🤖 AI Summary
Existing LLM inference services overlook task-level SLO heterogeneity in multi-task coexistence scenarios, resulting in suboptimal hardware utilization and uncontrollable service quality. This paper proposes the first dynamic scheduler tailored for heterogeneous LLM inference tasks with multiple, distinct SLOs. It innovatively jointly models SLO constraints with request input/output lengths to enable fine-grained priority assignment; and introduces a simulated annealing–based online scheduling framework for real-time, SLO-aware sequence optimization. Evaluated on the Python-Code-23k-ShareGPT and ShareGPT_Vicuna_unfiltered datasets, our approach achieves up to a 5× improvement in SLO compliance rate and reduces average latency by 31.6%, significantly outperforming state-of-the-art systems vLLM and LMDeploy.
📝 Abstract
Large language models (LLMs) have revolutionized applications such as code completion, chatbots, and online classification. To elevate user experiences, service level objectives (SLOs) serve as crucial benchmarks for assessing inference services capabilities. In practice, an inference service processes multiple types of tasks, each with its own distinct SLO. To ensure satisfactory user experiences, each request's distinct SLOs should be considered in scheduling.
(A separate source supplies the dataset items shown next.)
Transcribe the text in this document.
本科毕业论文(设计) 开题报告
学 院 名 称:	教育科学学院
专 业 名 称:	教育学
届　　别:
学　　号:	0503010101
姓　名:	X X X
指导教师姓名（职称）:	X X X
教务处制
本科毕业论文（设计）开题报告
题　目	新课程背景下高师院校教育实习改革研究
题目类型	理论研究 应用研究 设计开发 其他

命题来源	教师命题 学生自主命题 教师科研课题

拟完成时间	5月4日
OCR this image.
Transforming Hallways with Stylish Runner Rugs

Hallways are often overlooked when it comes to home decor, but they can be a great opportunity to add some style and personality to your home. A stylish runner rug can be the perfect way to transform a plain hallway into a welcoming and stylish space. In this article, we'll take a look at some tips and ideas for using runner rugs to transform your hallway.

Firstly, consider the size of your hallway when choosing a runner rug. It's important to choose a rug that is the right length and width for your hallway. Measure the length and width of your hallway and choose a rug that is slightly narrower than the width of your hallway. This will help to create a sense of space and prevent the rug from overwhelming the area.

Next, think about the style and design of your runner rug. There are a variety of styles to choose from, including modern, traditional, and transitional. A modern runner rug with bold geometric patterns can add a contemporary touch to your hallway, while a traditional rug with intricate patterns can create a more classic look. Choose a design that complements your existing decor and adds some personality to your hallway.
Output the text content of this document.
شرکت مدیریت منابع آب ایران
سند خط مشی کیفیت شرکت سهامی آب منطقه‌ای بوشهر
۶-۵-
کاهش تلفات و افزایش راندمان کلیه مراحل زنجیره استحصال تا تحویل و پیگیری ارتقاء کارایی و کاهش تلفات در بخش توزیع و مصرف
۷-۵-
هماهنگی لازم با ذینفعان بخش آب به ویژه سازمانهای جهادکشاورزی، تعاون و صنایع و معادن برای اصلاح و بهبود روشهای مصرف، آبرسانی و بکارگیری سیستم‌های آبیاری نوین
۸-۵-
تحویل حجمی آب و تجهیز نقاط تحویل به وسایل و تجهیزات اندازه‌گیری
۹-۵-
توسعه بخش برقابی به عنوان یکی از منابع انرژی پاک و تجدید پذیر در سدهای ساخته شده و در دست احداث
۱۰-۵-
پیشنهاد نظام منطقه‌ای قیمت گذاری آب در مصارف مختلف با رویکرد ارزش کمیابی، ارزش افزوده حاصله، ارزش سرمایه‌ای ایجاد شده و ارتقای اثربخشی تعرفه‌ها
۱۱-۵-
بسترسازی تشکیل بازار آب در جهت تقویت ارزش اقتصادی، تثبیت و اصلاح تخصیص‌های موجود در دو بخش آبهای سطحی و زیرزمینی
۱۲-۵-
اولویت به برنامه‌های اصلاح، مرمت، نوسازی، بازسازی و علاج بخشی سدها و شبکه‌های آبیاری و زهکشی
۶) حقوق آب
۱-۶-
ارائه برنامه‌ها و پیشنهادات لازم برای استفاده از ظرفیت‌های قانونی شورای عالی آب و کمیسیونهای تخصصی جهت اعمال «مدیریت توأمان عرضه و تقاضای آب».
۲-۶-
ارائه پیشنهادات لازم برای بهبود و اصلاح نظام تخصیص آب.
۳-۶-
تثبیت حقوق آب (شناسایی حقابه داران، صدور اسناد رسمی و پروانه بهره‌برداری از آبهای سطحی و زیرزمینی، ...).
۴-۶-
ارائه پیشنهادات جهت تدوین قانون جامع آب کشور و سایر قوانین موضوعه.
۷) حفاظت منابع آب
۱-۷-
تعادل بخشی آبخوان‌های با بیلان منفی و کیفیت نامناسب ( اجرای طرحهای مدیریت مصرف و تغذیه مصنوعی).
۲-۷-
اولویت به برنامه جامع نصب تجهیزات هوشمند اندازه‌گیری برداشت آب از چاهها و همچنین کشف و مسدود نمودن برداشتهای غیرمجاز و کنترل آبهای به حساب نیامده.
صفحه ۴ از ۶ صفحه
However, existing designs lack this consideration, leading to insufficient hardware utility and suboptimal performance. This paper analyzes scenarios to process tasks with varying SLOs, and introduces a simulated annealing-based scheduler to decide request priority sequence based on a request's SLO, input lengths, and possible output lengths. As the first specialized scheduler for multi-SLO scenarios, this work improves SLO attainment by up to 5x and reduces average latency by 31.6% on Python-Code-23k-ShareGPT and ShareGPT_Vicuna_unfiltered datasets, compared to current state-of-the-art framework vLLM and a new framework LMDeploy.